The Vermont State Police have seen marked improvements in their dealings with members of minority groups, including Latino farmworkers who lack immigration documents giving them legal status but who are said to provide crucial labor on many Vermont dairy farms, an advocacy group told the House Judiciary Committee. But Migrant Justice said the state panel that sets police standards has issued a much weaker policy.
"The State Police, for example, had a strong and clear bias-free policing policy before (the 2012 law) and has since also increased commitments to bias-free trainings and significant progress has been made on the ground affecting police culture," the group told the committee in a memo.
The standard-setting body, Law Enforcement Advisory Board, however, issued a weaker anti-bias policy than one used by the State Police, the group said, adding that the "essential elements" the LEAB calls for police departments to adopt also aren't as strong as those contained in a series of recommendations by Attorney General Bill Sorrell.
Migrant Justice, which represents farm workers, cited two incidents in northern Vermont's Franklin County last year in which it said sheriff's deputies pulled over drivers and, spotting passengers who appeared Latino, demanded identification and then called in the U.S. Border Patrol.
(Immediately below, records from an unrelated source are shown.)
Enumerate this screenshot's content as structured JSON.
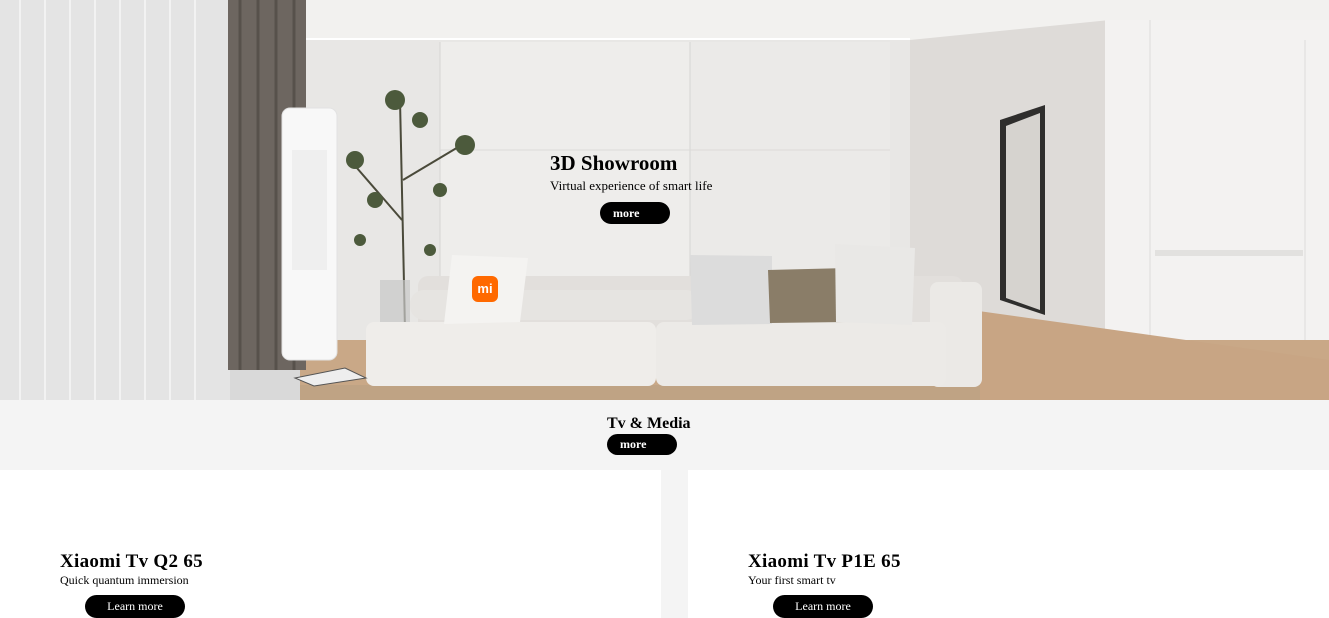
{
  "hero": {
    "title": "3D Showroom",
    "subtitle": "Virtual experience of smart life",
    "button_label": "more",
    "logo_text": "mi"
  },
  "category": {
    "title": "Tv & Media",
    "button_label": "more"
  },
  "products": [
    {
      "name": "Xiaomi Tv Q2 65",
      "tagline": "Quick quantum immersion",
      "button_label": "Learn more"
    },
    {
      "name": "Xiaomi Tv P1E 65",
      "tagline": "Your first smart tv",
      "button_label": "Learn more"
    }
  ],
  "colors": {
    "brand_orange": "#ff6900",
    "button_bg": "#000000",
    "page_bg": "#f4f4f4"
  }
}
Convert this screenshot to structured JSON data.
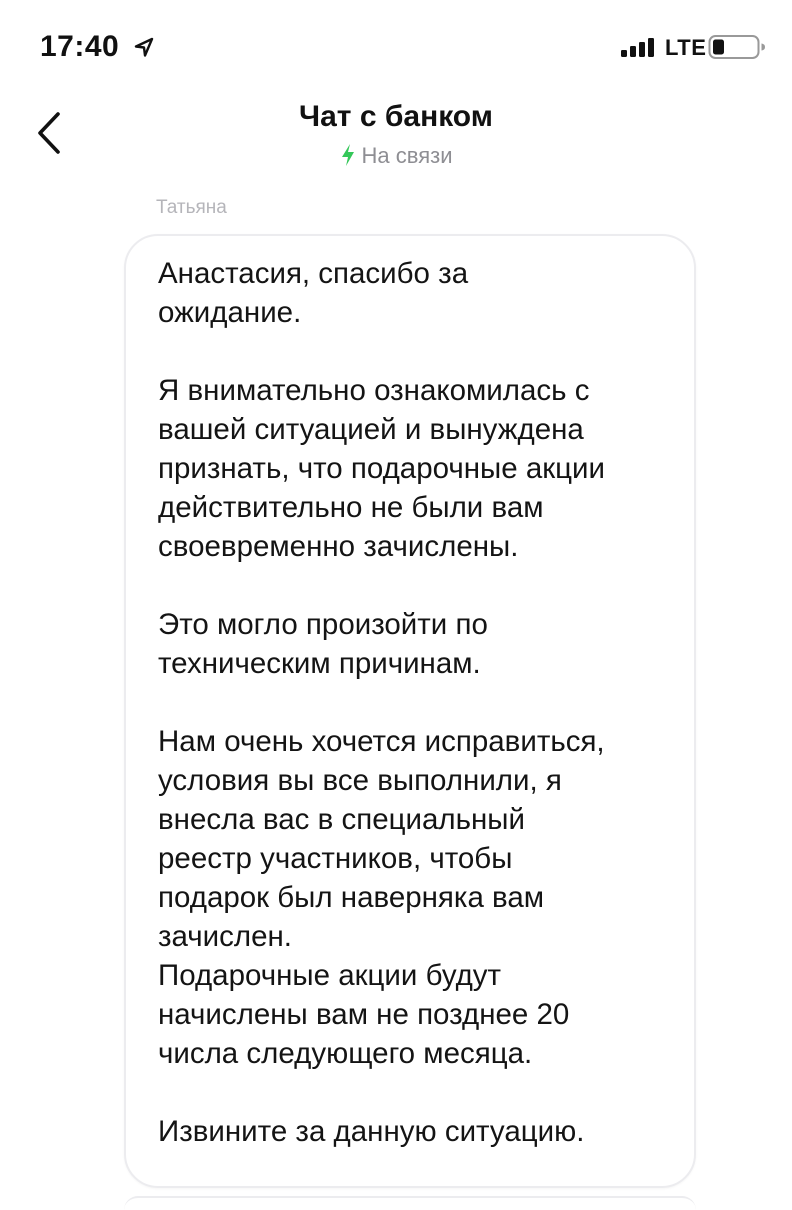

The five passengers now are in deportation proceedings, Migrant Justice said.
Franklin County Sheriff Robert Norris said in an interview his office has had an anti-bias policy since 2003 and is in the process of updating it. In one of the stops last year, the Border Patrol had asked to be contacted if law officers encountered the driver, Norris said.
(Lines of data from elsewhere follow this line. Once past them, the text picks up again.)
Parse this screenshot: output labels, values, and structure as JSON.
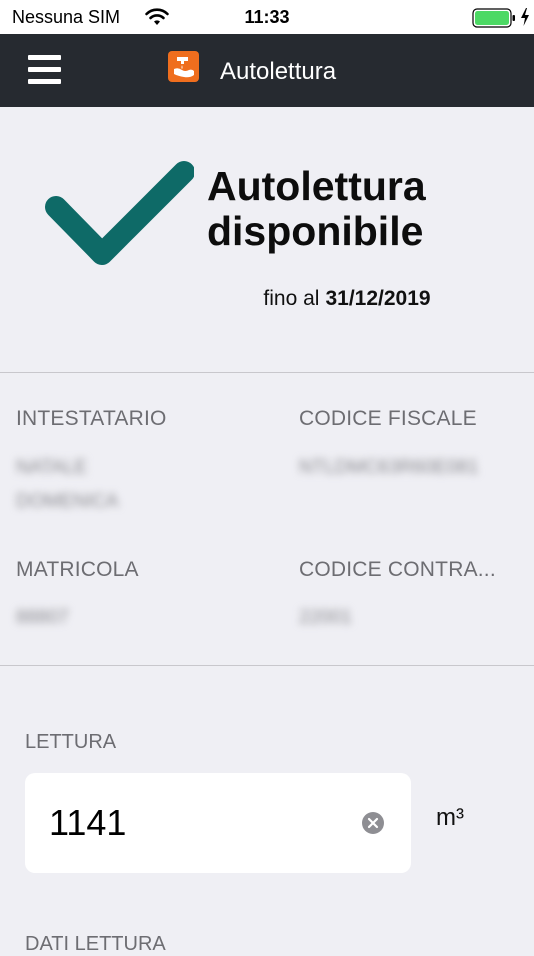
{
  "status_bar": {
    "carrier": "Nessuna SIM",
    "time": "11:33",
    "battery_color": "#4cd964"
  },
  "nav": {
    "title": "Autolettura",
    "background": "#262a30",
    "logo_color": "#ef6e1e"
  },
  "hero": {
    "title_line1": "Autolettura",
    "title_line2": "disponibile",
    "until_prefix": "fino al",
    "until_date": "31/12/2019",
    "check_color": "#0e6a67"
  },
  "info": {
    "intestatario_label": "INTESTATARIO",
    "intestatario_line1": "NATALE",
    "intestatario_line2": "DOMENICA",
    "codice_fiscale_label": "CODICE FISCALE",
    "codice_fiscale_value": "NTLDMC63R60E081",
    "matricola_label": "MATRICOLA",
    "matricola_value": "88807",
    "codice_contratto_label": "CODICE CONTRA...",
    "codice_contratto_value": "22001"
  },
  "lettura": {
    "label": "LETTURA",
    "value": "1141",
    "unit": "m³"
  },
  "dati_lettura": {
    "label": "DATI LETTURA"
  }
}
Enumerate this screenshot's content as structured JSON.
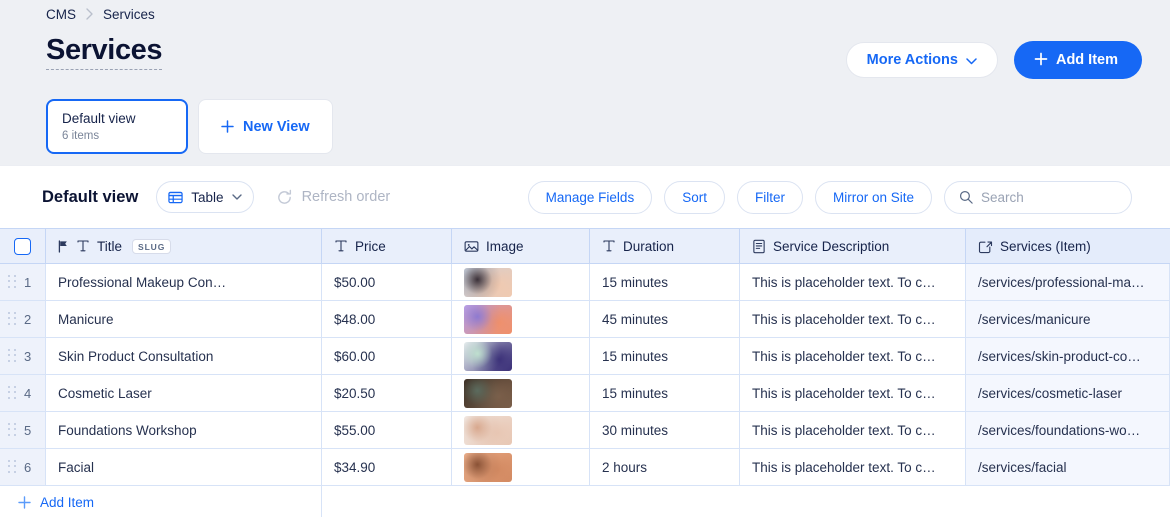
{
  "breadcrumb": {
    "root": "CMS",
    "current": "Services"
  },
  "header": {
    "title": "Services",
    "more_actions_label": "More Actions",
    "add_item_label": "Add Item"
  },
  "views": {
    "default_view": {
      "name": "Default view",
      "count_label": "6 items"
    },
    "new_view_label": "New View"
  },
  "toolbar": {
    "view_title": "Default view",
    "layout_label": "Table",
    "refresh_label": "Refresh order",
    "manage_fields_label": "Manage Fields",
    "sort_label": "Sort",
    "filter_label": "Filter",
    "mirror_label": "Mirror on Site",
    "search_placeholder": "Search",
    "search_value": ""
  },
  "table": {
    "columns": [
      {
        "key": "num",
        "label": "",
        "icon": ""
      },
      {
        "key": "title",
        "label": "Title",
        "icon": "text-field-icon",
        "badge": "SLUG"
      },
      {
        "key": "price",
        "label": "Price",
        "icon": "text-field-icon"
      },
      {
        "key": "image",
        "label": "Image",
        "icon": "image-field-icon"
      },
      {
        "key": "duration",
        "label": "Duration",
        "icon": "text-field-icon"
      },
      {
        "key": "description",
        "label": "Service Description",
        "icon": "rich-text-field-icon"
      },
      {
        "key": "slug",
        "label": "Services (Item)",
        "icon": "reference-field-icon"
      }
    ],
    "rows": [
      {
        "num": "1",
        "title": "Professional Makeup Con…",
        "price": "$50.00",
        "duration": "15 minutes",
        "description": "This is placeholder text. To c…",
        "slug": "/services/professional-ma…",
        "thumb": [
          "#c8d2e0",
          "#f0c9b0",
          "#3b3139"
        ]
      },
      {
        "num": "2",
        "title": "Manicure",
        "price": "$48.00",
        "duration": "45 minutes",
        "description": "This is placeholder text. To c…",
        "slug": "/services/manicure",
        "thumb": [
          "#b9a2e8",
          "#f0906a",
          "#8e7ad1"
        ]
      },
      {
        "num": "3",
        "title": "Skin Product Consultation",
        "price": "$60.00",
        "duration": "15 minutes",
        "description": "This is placeholder text. To c…",
        "slug": "/services/skin-product-co…",
        "thumb": [
          "#e9eef0",
          "#3a2f78",
          "#bfe0cf"
        ]
      },
      {
        "num": "4",
        "title": "Cosmetic Laser",
        "price": "$20.50",
        "duration": "15 minutes",
        "description": "This is placeholder text. To c…",
        "slug": "/services/cosmetic-laser",
        "thumb": [
          "#3a2a20",
          "#7b5f4a",
          "#5b6b5e"
        ]
      },
      {
        "num": "5",
        "title": "Foundations Workshop",
        "price": "$55.00",
        "duration": "30 minutes",
        "description": "This is placeholder text. To c…",
        "slug": "/services/foundations-wo…",
        "thumb": [
          "#f3eeea",
          "#e8c7b4",
          "#d8a88e"
        ]
      },
      {
        "num": "6",
        "title": "Facial",
        "price": "$34.90",
        "duration": "2 hours",
        "description": "This is placeholder text. To c…",
        "slug": "/services/facial",
        "thumb": [
          "#f2b692",
          "#d38a62",
          "#8a5236"
        ]
      }
    ],
    "add_item_label": "Add Item"
  },
  "colors": {
    "accent": "#1668f5",
    "page_bg": "#eef0f4",
    "header_bg": "#e9effb",
    "grid_line": "#d7e3f7"
  }
}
A key goal of Migrant Justice and allied groups has been to get police to adopt a policy in which officers don't automatically assume that people who appear to be Latino should have their immigration status checked, unless they're found engaging in some other criminal behavior.
The State Police have largely adopted that policy, its director, Col. Thomas L'Esperance, told the committee. "We're not going to initiate a stop and immediately go to the Border Patrol," he said. He and committee members agreed that an important goal is to reduce the fear of contacting the police among some immigrants without legal status when they are a victim or witness to a crime.
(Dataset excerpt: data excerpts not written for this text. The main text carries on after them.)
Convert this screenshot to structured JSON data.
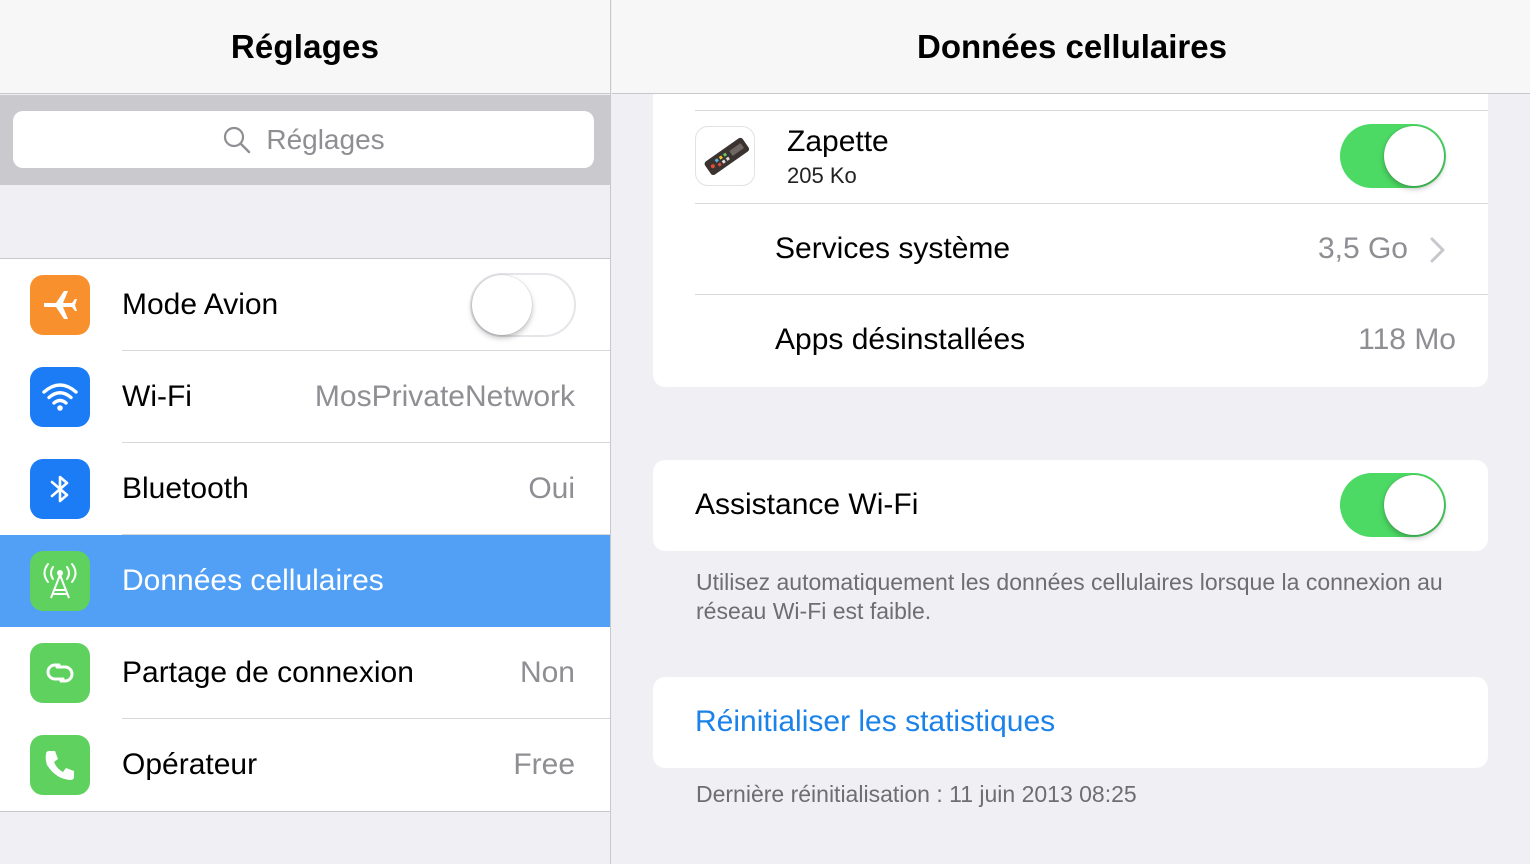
{
  "left": {
    "title": "Réglages",
    "search_placeholder": "Réglages",
    "items": [
      {
        "label": "Mode Avion",
        "value": "",
        "icon": "airplane-icon",
        "color": "#f7902d",
        "toggle": "off"
      },
      {
        "label": "Wi-Fi",
        "value": "MosPrivateNetwork",
        "icon": "wifi-icon",
        "color": "#1b7cf5"
      },
      {
        "label": "Bluetooth",
        "value": "Oui",
        "icon": "bluetooth-icon",
        "color": "#1b7cf5"
      },
      {
        "label": "Données cellulaires",
        "value": "",
        "icon": "cellular-antenna-icon",
        "color": "#5ed15f",
        "selected": true
      },
      {
        "label": "Partage de connexion",
        "value": "Non",
        "icon": "hotspot-icon",
        "color": "#5ed15f"
      },
      {
        "label": "Opérateur",
        "value": "Free",
        "icon": "phone-icon",
        "color": "#5ed15f"
      }
    ]
  },
  "right": {
    "title": "Données cellulaires",
    "app": {
      "name": "Zapette",
      "size": "205 Ko",
      "toggle": "on",
      "icon": "remote-control-icon"
    },
    "system_services": {
      "label": "Services système",
      "value": "3,5 Go"
    },
    "uninstalled": {
      "label": "Apps désinstallées",
      "value": "118 Mo"
    },
    "wifi_assist": {
      "label": "Assistance Wi-Fi",
      "toggle": "on"
    },
    "wifi_assist_note": "Utilisez automatiquement les données cellulaires lorsque la connexion au réseau Wi-Fi est faible.",
    "reset_label": "Réinitialiser les statistiques",
    "last_reset": "Dernière réinitialisation : 11 juin 2013 08:25"
  },
  "colors": {
    "accent": "#1a82e8",
    "selected_row": "#51a0f5",
    "toggle_on": "#4cd964"
  }
}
L'Esperance did say that state police operating along the U.S.-Canadian border — Franklin County borders Quebec — frequently cooperate with Border Patrol officials, often responding to the same incidents. In the stops last April and July, Migrant Justice said Border Patrol agents did not arrive until after the sheriff's department called them.
Committee members also expressed concern about spotty collection of data on the race and ethnicity of drivers who are stopped. Washington County Sheriff Sam Hill told the panel his department lacked the staff and resources needed to enter the information into a database.
Committee Chairman Bill Lippert, D-Hinesburg, expressed frustration that Vermont's disparate law enforcement agencies make it difficult to track how well police in the state are responding to the requirements set in law by the Legislature.
"Is there anybody that can tell me: Has every law enforcement department in the state of Vermont adopted the policy that we have set in place?" Lippert asked.
"That I don't know," said Ed Miller, a lobbyist for the Vermont Police Association.
"Well that's just it," Lippert replied. "There's nobody who can answer that question."